Reviews of Cradle of Gold
"Hiram Bingham and the Machu Picchu saga deserve no less than Cradle of Gold, Christopher Heaney's thorough, engrossing portrait of a mercurial figure at a crucial juncture of his life."
Alvaro Vargas Llosa
The Wall Street Journal
"Heaney tells Bingham's fascinating story well. But this excellent book is more than just a rollicking adventure tale – it is also a nuanced study of conflicting claims on history."
The Financial Times
"A well-researched and very readable biography of Bingham…[Heaney] probes the depths of Bingham's work and character, examining setbacks, scandals, and achievements and skillfully unraveling Bingham's role in the controversy that still exists today between the government of Peru and Yale University over the ownership of the Machu Picchu burials and artifacts."
"Offers a wealth of information."
The Chronicle of Higher Education
"A fascinating work of narrative history that combines careful research with a subtle portrait of a man of great contradictions. Hiram Bingham was an explorer, adventurer, extraordinary scholar, U.S. Senator, and, in the eyes of many, high-handed thief. Heaney's highly readable book at last gives him his due."
author of King Leopold's Ghost
"Full of intriguing detail and carefully researched, this is a fitting testimony to one of the greatest of American explorers."
author of The White Rock
"Cradle of Gold brilliantly tells the story of how Hiram Bingham revealed Machu Picchu to the world. Chris Heaney combines dogged research with a gift for storytelling and a historian's rich and nuanced understanding of his subject's times. Bingham emerges as a complex, even tragic figure who, for all his faults, generated real excitement about Peru's past as no one had before. Heaney beautifully and skillfully captures the cultural clash between Bingham and his Peruvian hosts, without for a moment losing the momentum of this gripping story. The result is an immensely compelling tale of exploration and exploitation that has waited nearly a century for the right chronicler. In Chris Heaney, Bingham's story has finally found it."
author of Stealing History: Tomb Raiders, Smugglers, and the Looting of the Ancient World
"Cradle of Gold is a wonderfully moving account of those who invented and reinvented three cities nestled deep in the eastern slopes of the Peruvian Andes: Vitcos, Vilcabamba, and Macchu Picchu. It is also a subtle, penetrating study of the imperial hubris of early twenty-century US archeology as it traces the origins of Yale's misbegotten collections of Peruvian “antiquities.” It is a powerfully argued ethical call for the “skulls and bones” of hundreds of both humble and powerful Andeans to be returned to Peru, to their original, ancient, resting grounds, not to museums of natural history, where they do not belong."

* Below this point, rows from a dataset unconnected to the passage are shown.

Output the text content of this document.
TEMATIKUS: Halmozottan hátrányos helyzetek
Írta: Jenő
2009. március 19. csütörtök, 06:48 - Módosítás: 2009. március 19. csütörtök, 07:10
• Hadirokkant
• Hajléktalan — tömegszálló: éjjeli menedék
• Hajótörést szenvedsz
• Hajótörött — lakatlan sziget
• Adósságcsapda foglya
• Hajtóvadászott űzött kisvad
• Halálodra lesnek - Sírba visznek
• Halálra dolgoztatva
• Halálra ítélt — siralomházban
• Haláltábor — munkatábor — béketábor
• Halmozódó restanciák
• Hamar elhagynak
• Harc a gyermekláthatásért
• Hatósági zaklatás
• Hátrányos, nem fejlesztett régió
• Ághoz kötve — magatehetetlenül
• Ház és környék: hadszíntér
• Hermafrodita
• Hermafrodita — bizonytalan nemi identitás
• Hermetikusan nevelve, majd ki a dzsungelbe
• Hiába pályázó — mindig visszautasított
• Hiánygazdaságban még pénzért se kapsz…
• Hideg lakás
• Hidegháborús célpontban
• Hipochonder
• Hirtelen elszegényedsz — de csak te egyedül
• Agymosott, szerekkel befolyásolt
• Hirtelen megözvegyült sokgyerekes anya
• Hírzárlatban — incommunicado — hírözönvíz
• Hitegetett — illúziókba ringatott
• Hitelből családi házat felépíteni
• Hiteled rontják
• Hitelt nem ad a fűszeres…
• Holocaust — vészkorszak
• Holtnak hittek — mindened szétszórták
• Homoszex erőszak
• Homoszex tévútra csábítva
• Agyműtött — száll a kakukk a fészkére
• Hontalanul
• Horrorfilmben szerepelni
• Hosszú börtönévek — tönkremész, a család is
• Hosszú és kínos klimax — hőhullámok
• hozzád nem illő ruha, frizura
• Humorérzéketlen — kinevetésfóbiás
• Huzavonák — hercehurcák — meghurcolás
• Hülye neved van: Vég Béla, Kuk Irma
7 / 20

Jorge Cañizares-Esguerra, Alice Drysdale Sheffield Professor of History, University of Texas at Austin, author of Puritan Conquistadors: Iberianizing the Atlantic, 1550-1700
"An unforgettable journey into the heart of Peru's past that takes the reader on a hunt for the lost cities of the Incas, the famous Machu Picchu among them. It's also a sensitively written portrait of Hiram Bingham, one of the last great explorers of our time--a man set on fulfilling his destiny--and a judicious historical account of the disenfranchisement of the Peruvian people, who had their heritage stolen by those claiming to protect it."
author of Final Voyage and A Voyage for Madmen
"Cradle of Gold illuminates Bingham's stunning and controversial discovery-and singular life-with gripping pacing and vivid detail. The book's young author, Christopher Heaney, is a notable discovery in his own right."
author of America, 1908
"Hiram Bingham's excavation of Machu Picchu in the early twentieth century is one of the most intriguing stories in a crowded era of exploration."
author of The River of Doubt
"Biography and history blend together in this excellently chronicled account of Hiram Bingham and his early 20th century exploration of Peru and his search for three cities, one of which is Machu Picchu, buried deep in the eastern slopes of the Andes mountains. Explorer, adventurer, scholar, and sometimes labeled as a thief, Bingham was possessed by stories relating to the lost cities of the Incan Empire. The son of a missionary family living in Hawaii and converting the islands' natives to Christianity, Bingham completed his education at Yale University and later married into the wealthy Tiffany family whose money enabled him a leisurely life and provided large monetary sums to help finance his explorations and exploitations of Peru. Bingham's excavation of Machu Picchu unearthed a treasury of valuable artifacts which were brought back to the US and displayed at the Yale Peabody Museum of Natural History. The Peruvian government soon waged a complaint against Bingham and Yale, saying their country was robbed of its ancient heritage and demanded a return of everything that had been removed from the Andean sites, thus beginning a battle that has continued in US courts for nearly a century. Heaney's detailed narrative probes deep into this controversial explorer's work and character, providing the reader with a gripping portrait of a man driven by his own destiny. Highly recommend."